Ballot initiatives and threats of same continue to be bandied about, while the Republican play to steal yet another presidential election is taking on broader national attention as its implications for Republicans holding the White House become known. Term Limits has dodged a bullet and will now appear on the February ballot, creating greater pressure to get a redistricting measure passed before the coming recess. And the Perata Iraq initiative sits on the Governor’s desk, most likely facing a veto. Of course, the Gov didn’t endear himself to his party this weekend at the Republican state convention, but that is of little concern as the Reps continue on a downward spiral in this state.
So let’s get to the details:
SB840/Universal Health Care and AB8 .
With all the hype about AB 8, Senator Kuehl’s true reform healthcare measure, calling for a Medicare type system to cover all Californians and still have us choose our own doctors, appears to be DOA on Schwarzenegger’s desk. With the legislature’s leaders heavily in negotiations with the Governor on a bill that keeps the insurance industry well in the game, there is just no way to fix this truly broken health care system. With a private, for-profit health INSURANCE industry in place, the only move that can be made essentially requires us to try to shove a square peg into a round hole. It can’t be done, but that isn’t deterring them from trying. For an excellent piece on why this process is not the answer, click here.
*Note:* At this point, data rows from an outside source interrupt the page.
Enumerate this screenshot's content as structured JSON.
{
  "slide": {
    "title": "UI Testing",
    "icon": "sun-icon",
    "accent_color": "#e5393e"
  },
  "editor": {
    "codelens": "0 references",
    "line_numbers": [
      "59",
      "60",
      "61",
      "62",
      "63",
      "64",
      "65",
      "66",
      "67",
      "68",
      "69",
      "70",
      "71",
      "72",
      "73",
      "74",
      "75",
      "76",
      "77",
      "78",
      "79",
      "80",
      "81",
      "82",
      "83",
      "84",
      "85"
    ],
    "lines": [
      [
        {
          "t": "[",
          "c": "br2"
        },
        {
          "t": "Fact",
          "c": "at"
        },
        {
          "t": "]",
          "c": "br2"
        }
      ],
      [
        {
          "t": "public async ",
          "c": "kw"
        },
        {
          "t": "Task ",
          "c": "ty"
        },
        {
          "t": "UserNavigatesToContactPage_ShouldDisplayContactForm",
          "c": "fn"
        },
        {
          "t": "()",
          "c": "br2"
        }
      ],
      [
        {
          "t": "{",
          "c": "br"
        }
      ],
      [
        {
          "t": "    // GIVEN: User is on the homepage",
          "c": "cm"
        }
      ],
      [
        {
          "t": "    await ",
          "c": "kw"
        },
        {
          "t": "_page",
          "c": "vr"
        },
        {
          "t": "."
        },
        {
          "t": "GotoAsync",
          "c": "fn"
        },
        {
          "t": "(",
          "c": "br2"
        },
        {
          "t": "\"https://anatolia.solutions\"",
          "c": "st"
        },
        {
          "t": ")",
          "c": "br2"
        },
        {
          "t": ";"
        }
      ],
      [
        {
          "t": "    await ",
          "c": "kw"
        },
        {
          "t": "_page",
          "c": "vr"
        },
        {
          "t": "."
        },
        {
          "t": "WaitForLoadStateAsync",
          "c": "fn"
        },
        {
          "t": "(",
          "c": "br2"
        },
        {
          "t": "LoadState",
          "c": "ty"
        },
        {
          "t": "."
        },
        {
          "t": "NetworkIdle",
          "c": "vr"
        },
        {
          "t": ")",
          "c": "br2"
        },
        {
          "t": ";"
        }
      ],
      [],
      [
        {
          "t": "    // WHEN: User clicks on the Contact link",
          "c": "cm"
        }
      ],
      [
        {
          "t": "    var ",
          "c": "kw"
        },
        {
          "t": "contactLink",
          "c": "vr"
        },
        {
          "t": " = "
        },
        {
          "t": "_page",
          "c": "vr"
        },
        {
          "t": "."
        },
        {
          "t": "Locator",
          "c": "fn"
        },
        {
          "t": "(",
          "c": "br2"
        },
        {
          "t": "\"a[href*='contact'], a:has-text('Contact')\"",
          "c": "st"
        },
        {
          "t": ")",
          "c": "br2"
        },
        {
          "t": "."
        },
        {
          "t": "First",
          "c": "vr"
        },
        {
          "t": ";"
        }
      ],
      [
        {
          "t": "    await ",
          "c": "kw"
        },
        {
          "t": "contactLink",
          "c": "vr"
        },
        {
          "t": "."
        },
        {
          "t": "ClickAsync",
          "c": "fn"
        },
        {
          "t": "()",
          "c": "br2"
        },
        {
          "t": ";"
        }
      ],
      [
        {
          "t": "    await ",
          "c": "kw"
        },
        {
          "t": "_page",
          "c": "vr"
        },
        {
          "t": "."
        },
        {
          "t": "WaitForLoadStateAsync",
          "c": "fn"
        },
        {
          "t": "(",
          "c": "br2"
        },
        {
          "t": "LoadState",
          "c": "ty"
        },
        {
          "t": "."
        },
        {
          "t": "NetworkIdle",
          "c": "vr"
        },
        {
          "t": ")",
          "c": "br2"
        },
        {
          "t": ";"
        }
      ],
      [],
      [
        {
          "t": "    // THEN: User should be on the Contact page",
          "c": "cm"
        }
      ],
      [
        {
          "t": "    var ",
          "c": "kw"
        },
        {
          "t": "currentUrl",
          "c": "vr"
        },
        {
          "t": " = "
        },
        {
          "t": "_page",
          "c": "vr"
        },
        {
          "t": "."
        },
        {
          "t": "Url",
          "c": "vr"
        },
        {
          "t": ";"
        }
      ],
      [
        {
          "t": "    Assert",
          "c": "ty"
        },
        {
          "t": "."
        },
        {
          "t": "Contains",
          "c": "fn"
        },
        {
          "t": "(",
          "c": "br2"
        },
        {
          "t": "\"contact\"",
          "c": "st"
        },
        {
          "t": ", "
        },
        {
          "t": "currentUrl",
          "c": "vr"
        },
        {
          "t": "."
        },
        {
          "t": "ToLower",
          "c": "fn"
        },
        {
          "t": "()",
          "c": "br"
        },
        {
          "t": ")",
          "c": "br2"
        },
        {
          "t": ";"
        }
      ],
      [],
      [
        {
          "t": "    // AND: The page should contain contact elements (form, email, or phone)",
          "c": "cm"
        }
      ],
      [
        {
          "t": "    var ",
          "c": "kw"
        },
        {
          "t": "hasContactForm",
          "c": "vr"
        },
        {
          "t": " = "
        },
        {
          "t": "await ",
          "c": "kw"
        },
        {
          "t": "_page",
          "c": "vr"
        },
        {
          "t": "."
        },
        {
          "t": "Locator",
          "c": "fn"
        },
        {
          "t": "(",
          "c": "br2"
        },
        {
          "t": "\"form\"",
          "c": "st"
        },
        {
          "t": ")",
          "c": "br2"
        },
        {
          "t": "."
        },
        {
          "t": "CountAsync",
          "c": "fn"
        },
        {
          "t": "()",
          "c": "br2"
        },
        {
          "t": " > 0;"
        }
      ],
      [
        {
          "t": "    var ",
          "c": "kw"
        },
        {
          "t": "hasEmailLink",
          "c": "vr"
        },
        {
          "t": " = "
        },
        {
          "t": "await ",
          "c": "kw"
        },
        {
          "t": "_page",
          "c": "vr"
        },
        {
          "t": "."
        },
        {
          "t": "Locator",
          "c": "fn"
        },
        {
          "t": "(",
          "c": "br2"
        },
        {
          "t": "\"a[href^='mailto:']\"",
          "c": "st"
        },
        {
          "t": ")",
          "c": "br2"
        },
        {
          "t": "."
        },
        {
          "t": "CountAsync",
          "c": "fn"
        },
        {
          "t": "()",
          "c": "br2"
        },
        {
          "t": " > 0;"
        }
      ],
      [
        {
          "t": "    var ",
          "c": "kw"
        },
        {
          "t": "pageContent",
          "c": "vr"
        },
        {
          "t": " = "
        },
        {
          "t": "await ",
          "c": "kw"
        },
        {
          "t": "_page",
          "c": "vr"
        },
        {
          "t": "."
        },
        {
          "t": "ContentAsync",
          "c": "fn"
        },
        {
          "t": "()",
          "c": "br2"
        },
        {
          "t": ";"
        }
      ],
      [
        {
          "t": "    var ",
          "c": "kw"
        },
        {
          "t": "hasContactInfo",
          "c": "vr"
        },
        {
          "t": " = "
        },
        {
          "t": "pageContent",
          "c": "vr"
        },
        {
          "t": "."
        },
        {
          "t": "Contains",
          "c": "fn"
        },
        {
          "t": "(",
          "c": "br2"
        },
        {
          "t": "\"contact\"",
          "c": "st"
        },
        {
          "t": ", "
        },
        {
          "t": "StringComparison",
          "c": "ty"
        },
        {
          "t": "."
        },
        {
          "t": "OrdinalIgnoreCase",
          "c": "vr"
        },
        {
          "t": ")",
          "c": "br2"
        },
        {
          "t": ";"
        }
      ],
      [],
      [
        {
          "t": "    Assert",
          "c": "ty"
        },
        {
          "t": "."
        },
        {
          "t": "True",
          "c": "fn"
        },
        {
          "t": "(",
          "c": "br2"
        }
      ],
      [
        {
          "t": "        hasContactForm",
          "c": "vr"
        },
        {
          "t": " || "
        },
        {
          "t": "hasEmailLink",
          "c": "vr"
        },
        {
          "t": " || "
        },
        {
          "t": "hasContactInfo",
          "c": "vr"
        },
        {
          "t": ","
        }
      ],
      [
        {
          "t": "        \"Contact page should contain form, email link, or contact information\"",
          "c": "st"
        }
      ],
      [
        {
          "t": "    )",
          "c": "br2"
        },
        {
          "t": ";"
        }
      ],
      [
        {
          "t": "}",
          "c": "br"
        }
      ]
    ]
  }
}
Schwarzenegger is insisting that everyone have health insurance. This is NOT universal healthcare, it is universal insurance- whether people can afford it or not. This deference to the insurance industry is maddening for those who realize the private companies are a major part of the problem and need to come out of the equation completely. Nonetheless, there have been concessions of transparency where the insurance companies would have to reveal what they pay and where the dollars that they rake in go.
The negotiations are complicated and keep changing almost by the minute. Rather than give you a play-by-play on all the moving parts, let’s break this down to the core issue in all this: Who will pay the bulk of the health care costs and who will be covered by the program? With so many major players in the mix –the hospitals, big and small employers, workers, the poor, doctors and healthcare providers, federal dollars, etc. there is real concern that we could be rushing into another end-of-session energy-deregulation type debacle.
With that in mind, there are those who are urging the leadership and legislature to go slow, and allow the governor to call a special session (he can do it anyway) and try to think through the process more carefully and deliberatively. Another option considered is to put an initiative on the ballot that addresses the funding mechanism, since there is no way the obstinate and out-of-touch right wing that has a hold on the Republican Senators will even consider such a mechanism—even if those having to belly-up are willing to pay! For more on this aspect of the story, check out this article at the California Progress Report, as well as Julia Rosen’s piece here.
While two important environmental bills apparently delayed until next year’s session, a major breakthrough has occurred on the water/flood control scene. A package of bills reflecting a compromise has been reached which will address the uncontrolled development on flood-prone lands in the Central Valley region without imposing moratoriums on construction or impeding local economic growth. The dam on overhauling the state’s antiquated and ineffective approach to flood protection and water planning appears to have been broken—-or so the claims go. For an analysis of what this compromise looks like, click here for the SacBee article and here for the California Progress Report’s coverage.
Sadly, two other key environmental bills that we’ve been touting haven’t made it through the process this year. One is Senator Alan Lowenthal’s SB974, an important bill to clean up the air near the ports of California– Long Beach , L.A. and Oakland . For more on this story, click here for our blog.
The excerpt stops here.